Rahmetli Turgut özal’ı halam sanıyordum. Mimikleri, tipi, yüzü ciddi anlamda halama benziyordu. O sıralar babaannem koyu ANAPçı. Benim Turgut özal’ı dikkatle dinlediğimi görünce gururlanıyordu. Sanıyordu ki 6 yaşındaki torunu da anapçı. Halbuki ben halamı dinliyordum.
ben arçeliğin çeliğini gerçek sanıyordum ya. eve servis geleceği zaman yanlarında çeliği de getireceklerini düşünüp seviniyodum. belki benimle oynar diye.
kedi ve köpeklerle konuşabildiğimi sanıyordum daha doğrusu anlattıklarımı anladıklarını. evin kapısının önünde otururdum, gelip kucağıma yatan kedilere üzüldüğüm salakça şeyleri falan anlatırdım onlar da mırıl mırıl dinlerdi.

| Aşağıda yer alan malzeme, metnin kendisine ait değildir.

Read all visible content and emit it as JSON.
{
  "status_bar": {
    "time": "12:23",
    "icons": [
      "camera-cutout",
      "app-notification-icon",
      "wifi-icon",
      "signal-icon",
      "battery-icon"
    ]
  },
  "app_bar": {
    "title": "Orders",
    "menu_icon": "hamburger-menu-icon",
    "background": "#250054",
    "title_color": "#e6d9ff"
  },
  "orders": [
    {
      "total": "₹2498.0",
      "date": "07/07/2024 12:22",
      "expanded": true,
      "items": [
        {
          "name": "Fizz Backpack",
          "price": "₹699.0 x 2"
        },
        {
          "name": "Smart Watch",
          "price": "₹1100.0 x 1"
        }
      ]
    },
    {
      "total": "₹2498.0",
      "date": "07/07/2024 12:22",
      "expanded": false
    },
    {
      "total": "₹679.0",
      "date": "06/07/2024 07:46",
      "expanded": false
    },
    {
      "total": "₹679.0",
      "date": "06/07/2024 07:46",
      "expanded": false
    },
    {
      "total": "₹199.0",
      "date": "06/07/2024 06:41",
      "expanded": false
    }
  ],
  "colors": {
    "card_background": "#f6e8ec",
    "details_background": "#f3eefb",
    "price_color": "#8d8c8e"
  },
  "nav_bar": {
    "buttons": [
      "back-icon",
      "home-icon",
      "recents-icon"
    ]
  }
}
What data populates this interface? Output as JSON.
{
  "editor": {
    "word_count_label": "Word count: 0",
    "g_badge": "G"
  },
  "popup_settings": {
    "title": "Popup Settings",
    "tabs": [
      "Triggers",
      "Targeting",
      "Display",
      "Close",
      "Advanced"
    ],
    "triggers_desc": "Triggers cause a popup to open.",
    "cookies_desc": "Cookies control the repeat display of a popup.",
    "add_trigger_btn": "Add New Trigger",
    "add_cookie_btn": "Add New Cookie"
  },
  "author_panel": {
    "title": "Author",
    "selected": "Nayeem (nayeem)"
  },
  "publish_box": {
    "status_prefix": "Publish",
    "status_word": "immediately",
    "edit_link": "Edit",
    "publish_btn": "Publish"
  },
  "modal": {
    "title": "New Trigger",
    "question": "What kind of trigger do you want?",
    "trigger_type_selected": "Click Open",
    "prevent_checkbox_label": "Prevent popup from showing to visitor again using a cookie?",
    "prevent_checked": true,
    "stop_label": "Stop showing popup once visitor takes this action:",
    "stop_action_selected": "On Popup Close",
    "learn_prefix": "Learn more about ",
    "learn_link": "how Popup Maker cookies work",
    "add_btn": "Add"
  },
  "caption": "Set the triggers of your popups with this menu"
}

Büyüyünce çok büyük insan olacağımı, çok başarılı olacağımı, herkesin saygısını kazanacağımı, yurtdışında yıllarca çok şey öğrenip ülkeye dönüp kendimi ülkeme adayacağımı, 20 -30 çocuk evlat edinip hepsini çok iyi yerlerde okutarak hepsine çok güzel anne olup çok mutlu ve saygın insanlar yetiştireceğini ve büyük bir aile olacağımızı, binlerce cocugu burslarla okutacagimi, dünya çapında isler yapıp insanlığı mutlu edecegimi sanardim. Hayallerim bunlardı.
Moralinizi bozmak gibi olmasın kendimi bile mutlu edemedim. Bir sik de olmuş degilim.
Uçakların arkasında bıraktıkları beyaz izleri paralel ve meridyenler sanıyordum. Unutmayalım diye sürekli çiziliyor gibi. Bir derste bunun böyle olmadığını söylediklerinde çok üzülmüştüm.
Hamsiyi sadece karadeniz'de çıkan, karadeniz'e özgü bir balık türü sanıyordum. Sonra bir gün sünger bob izlerken hamsi sürüsünü görünce çok şaşırmıştım. Üstelik bunu öğrendiğimde artık çocuk bile sayılmazdım.